No, these are NOT equivalents! It IS true in most cases that equivalent tubes have similar numbers... but in this case the 6V equivalent is 6W6. The 35L6 is rated a little lower than the others - 6W6, 12W6, 12L6, 25L6, 50L6 are very close except for heater voltage. A power pentode with maybe 10W plate dissipation, 150V maximum screen voltage.
 
Ty_Bower said:
Ah, I see. I was thinking of the 5AR4. I guess I should always check the datasheets first. Is this better? It seems it may be more customary to connect the plates of the twin diodes together as shown, rather than the way I did in my first attempt. I'm not sure it makes any difference either way.
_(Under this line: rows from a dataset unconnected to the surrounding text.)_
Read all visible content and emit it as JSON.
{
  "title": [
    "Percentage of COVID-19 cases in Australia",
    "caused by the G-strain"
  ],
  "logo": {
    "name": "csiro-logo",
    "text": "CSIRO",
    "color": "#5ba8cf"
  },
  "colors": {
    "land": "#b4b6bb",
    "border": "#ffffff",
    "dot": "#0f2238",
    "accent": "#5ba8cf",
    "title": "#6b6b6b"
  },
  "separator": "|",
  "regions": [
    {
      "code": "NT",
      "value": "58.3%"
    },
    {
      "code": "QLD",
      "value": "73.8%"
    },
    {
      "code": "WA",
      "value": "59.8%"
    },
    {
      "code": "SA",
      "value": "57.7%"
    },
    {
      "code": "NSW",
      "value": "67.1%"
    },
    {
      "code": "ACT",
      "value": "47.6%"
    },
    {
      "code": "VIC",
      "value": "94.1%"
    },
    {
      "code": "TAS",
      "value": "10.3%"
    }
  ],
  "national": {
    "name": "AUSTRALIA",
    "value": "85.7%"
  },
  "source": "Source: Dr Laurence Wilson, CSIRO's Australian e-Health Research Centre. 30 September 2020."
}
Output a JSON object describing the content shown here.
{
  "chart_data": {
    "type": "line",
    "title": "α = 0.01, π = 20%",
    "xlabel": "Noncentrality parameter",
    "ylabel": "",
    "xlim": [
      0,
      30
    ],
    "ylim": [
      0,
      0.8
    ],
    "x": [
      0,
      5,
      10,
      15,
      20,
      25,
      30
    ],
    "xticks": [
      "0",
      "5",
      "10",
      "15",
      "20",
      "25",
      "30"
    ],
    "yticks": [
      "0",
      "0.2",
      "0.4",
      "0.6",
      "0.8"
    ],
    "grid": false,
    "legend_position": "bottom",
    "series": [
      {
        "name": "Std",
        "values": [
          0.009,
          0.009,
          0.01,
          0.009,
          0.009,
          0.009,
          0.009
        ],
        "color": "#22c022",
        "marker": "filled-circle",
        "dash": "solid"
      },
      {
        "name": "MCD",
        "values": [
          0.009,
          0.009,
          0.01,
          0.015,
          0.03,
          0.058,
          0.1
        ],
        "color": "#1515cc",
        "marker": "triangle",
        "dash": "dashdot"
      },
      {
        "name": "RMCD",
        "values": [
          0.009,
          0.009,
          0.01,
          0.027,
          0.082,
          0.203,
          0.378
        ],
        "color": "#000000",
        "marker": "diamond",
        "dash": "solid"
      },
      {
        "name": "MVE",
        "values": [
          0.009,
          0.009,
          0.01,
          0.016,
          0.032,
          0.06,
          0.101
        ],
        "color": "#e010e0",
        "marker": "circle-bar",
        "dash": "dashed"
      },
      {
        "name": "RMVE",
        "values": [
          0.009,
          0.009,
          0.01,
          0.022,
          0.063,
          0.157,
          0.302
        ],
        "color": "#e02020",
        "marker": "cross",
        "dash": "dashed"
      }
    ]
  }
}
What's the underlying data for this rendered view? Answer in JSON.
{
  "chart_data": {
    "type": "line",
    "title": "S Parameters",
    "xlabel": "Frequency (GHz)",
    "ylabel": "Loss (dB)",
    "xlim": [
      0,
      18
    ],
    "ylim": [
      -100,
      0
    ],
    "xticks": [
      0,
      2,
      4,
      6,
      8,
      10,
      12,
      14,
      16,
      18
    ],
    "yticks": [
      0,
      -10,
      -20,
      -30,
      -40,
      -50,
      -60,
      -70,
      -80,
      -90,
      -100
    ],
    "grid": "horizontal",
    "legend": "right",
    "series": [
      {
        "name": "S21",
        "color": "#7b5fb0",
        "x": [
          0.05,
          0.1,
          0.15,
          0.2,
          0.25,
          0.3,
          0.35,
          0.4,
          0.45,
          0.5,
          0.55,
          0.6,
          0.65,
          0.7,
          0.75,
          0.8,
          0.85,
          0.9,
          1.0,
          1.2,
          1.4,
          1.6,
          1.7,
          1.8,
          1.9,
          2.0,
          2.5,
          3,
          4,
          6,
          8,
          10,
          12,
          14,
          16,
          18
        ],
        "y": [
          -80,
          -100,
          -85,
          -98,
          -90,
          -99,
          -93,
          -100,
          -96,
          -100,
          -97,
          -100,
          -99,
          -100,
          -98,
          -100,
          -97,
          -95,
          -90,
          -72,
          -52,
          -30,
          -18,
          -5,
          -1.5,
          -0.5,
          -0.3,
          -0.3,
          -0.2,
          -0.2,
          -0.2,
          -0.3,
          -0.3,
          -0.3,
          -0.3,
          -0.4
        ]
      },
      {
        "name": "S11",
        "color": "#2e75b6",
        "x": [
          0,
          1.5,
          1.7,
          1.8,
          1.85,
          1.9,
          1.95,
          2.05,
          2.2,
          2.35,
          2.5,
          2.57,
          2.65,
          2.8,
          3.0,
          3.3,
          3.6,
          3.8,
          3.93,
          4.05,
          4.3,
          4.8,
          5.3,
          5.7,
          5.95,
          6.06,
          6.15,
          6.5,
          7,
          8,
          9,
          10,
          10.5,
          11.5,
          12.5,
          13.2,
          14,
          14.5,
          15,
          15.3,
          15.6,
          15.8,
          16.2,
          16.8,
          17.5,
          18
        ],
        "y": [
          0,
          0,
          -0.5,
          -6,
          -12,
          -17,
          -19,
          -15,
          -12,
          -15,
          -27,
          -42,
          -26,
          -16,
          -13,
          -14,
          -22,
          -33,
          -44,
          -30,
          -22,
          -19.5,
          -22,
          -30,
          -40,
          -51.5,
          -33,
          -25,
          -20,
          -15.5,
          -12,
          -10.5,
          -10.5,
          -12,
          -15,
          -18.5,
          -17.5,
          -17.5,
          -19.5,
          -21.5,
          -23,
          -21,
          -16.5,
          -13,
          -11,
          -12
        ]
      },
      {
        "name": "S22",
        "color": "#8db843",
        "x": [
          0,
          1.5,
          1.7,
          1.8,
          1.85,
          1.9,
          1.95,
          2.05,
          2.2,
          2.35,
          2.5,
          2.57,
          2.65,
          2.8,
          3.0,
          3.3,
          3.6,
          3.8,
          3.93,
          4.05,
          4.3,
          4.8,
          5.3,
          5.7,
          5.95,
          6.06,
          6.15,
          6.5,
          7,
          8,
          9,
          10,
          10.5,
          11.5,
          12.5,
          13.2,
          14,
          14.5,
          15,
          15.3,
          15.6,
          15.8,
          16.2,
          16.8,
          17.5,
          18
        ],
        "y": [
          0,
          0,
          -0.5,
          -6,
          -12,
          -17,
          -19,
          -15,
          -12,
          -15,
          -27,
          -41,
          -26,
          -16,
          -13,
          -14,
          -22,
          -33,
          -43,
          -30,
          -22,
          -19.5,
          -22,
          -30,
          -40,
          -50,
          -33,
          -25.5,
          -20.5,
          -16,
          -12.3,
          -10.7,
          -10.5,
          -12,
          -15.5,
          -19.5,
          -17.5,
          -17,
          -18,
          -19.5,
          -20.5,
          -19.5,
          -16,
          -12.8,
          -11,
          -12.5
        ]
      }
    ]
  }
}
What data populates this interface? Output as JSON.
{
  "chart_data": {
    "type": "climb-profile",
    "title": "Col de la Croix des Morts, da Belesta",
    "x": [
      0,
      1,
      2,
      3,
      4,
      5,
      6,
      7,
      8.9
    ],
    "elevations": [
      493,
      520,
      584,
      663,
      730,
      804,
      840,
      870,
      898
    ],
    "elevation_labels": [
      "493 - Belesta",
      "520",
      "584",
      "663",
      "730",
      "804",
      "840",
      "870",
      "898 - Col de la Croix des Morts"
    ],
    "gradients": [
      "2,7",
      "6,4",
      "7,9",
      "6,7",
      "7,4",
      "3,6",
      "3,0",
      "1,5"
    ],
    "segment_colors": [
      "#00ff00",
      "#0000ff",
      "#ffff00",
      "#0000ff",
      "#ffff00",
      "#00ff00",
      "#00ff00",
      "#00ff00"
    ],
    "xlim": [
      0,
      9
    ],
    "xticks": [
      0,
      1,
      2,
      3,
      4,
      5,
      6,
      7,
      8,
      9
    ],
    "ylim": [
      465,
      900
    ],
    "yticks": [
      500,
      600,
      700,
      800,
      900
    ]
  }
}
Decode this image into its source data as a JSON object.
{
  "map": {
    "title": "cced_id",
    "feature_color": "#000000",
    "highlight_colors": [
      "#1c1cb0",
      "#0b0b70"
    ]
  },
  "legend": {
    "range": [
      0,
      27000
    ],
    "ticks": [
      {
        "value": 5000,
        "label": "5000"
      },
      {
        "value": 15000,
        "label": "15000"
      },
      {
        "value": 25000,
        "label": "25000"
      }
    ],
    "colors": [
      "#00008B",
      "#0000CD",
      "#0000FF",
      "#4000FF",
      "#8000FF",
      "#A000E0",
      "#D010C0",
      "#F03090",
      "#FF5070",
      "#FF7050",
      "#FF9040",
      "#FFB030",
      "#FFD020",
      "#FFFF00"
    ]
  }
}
I believe I need to think harder about the expected B+ voltage and my intended bias point. The 6L6GA is only rated for 19 watts, and my PSU schematic is showing 21.3. Of course, the 355 volt number could be way off. I'm not exactly sure how to calculate the B+ using multiple rectifier tubes.


That PSU schematic looks OK. You can bring the B+ rail voltage down by making the 1st filter cap. 4.7 μF. Keep the ripple level low by using a 6 H./200 mA. Triad C-14X choke from Allied.

John Atwood's experience suggests that using both plates inside a single envelope in parallel, as your drawing indicates, is best.

Look at the 6L6G data sheet. The 19 W. plate dissipation limit is design center. You can safely go as high a 20 W., without trouble. Don't simultaneously "push the envelope" of both max. dissipation and anode voltage.

Also, keep the fact that g2 makes a contribution to power O/P, when UL mode is employed, in mind.
 
Questions about the Simple SE board: What's the biggest (diameter) capacitor that can fit at C1 and C2? Mouser obsoleted the part suggested on the TubeLab parts list (C1) and there is no Mouser suggested part for C2.

Could I use these Mouser parts? They seem kinda expensive, though.

647-UPW2W470MRD
647-UPW2W101MRD
 
SE 6L6G Amp

BTW I just love my SE 6L6G amp.
I use the Tungsol Re-Issue 6L6G
which is a 6L6GC in a coke bottle glass.
I also use the Genelex Re-Issue KT66
both are great but different sounding.
My voltages are too high for your use.
I drive mine with Mullard 6P5GTs with
an unbypassed cathode resistor.
Choke loaded and grid choke for 6L6G.
LCLC filter and 5V4GT rectifier.
Silk 5K OPT and TVC input.

DanL
 
Ty,

I've got an assembly idea. :D You have discrete rectifiers on each side of the full wave CT PSU. IMO, you will have fewer headaches mounting the pair of 6X5s close to, but off of, the PCB. Ground all 4 6X5 anodes. Connect a 6X5 cathode to each end of the 600 VCT. Take the "raw" B+ from the CT of the rectifier winding. Now, you have a single line to the PSU filter and the space the 5AR4 socket usually goes into can be occupied by filter capacitance.
 
Like this?



I like it. I had already figured the pair of 6X5 had to be mounted off the board anyway. I'm trying to figure out how to make the chassis mount rectifiers and the PC mount power tubes "look" right in the finished amp, but then again I've never been much of one to worry about the final cosmetics.

Do you think the 600VCT transformer is the right size to get about 350 VDC, 55 mA per tube (110 mA total)?